Le MUba de Tourcoing est un lieu froid que l’exposition Baselitz / Leroy anime d’une foule de personnages peints. La première salle, haute et aveugle, que pénètre une lumière blanche et zénithale est remplie d’enfants renversés. Ils sont roses, jaunes, marron et verts, ce sont les frères, les sœurs, et Baselitz lui même qui, sur des toiles gigantesques, se répondent telles des vagues de rires bruyantes et syncopées. La peinture de Georg Baselitz est à ce prix, elle glisse et zigzague entre les traits des visages sans se soucier des éclaboussures et des accidents. L’artiste marche dessus à coup de brosses dégoulinantes, de haut en bas et de gauche à droite, il recouvre ses toiles d’un geste leste qui ressemble à celui, alerte, mais moins empreint d’automatisme, d’un laveur de carreau, voire de celui d’un plongeur de restaurant. Ainsi menée, l’huile marque les yeux, tend les contours des visages, creuse les bouches et les narines, elle y fait passer un souffle nerveux qui ne demande qu’à rebondir et postillonner entre les dents des modèles enfantins déployés sur les murs comme une guirlande d’anniversaire.

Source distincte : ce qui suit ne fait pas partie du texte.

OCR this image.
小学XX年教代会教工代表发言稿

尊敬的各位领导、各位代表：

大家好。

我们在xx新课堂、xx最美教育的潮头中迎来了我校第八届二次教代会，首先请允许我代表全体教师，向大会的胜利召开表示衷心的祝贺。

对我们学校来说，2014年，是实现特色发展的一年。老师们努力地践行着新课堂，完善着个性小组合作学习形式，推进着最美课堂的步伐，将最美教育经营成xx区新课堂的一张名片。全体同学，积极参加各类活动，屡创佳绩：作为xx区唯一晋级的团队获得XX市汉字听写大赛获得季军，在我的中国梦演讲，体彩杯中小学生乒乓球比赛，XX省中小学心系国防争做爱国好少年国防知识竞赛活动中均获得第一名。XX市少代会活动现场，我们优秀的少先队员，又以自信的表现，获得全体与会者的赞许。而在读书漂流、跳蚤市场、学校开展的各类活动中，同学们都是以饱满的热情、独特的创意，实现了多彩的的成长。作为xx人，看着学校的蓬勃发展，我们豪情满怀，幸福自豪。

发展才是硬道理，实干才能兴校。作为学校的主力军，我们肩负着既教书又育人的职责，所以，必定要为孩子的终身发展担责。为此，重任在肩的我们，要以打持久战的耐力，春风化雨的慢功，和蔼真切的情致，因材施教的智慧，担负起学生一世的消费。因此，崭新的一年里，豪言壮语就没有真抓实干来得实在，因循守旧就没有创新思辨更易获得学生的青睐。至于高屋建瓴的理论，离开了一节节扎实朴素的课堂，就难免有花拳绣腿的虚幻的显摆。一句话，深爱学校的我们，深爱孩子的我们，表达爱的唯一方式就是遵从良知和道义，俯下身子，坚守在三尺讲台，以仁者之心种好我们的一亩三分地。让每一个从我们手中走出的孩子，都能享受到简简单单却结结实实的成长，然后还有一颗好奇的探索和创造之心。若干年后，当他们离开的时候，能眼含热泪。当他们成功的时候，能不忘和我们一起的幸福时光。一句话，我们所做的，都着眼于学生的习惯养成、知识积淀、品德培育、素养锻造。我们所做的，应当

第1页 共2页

En vis-à-vis, les toiles de Leroy portent le même mouvement, mais chez lui il est pris dans une épaisseur beaucoup plus profonde. On s’y enfonce, dans ces explosions voilées de poussière de peau. Les accidents y sont d’écume pétrifiée. Dans leur immobilité, les remous à la fois acérés et stoppés vibrent encore du bruit de leur naissance.

Alors que la peinture irrigue la figuration chez Baselitz, elle la pénètre chez Leroy ; elle s’y fraye un chemin, elle s’y applique comme un labour venu du sous-sol. Celle de l’Allemand est poisseuse comme un sol un lendemain de fête qui s’éternise, celle de Leroy, jonchée de braises et d’ossements, est calcifiée.

De loin, l’une et l’autre semblent lisses et, pareillement, se transforme dès que l’on s’en approche. À vouloir mieux voir on fini par se coller les cheveux à des restes de gras, de bière, de sueur et de fruits éclatés.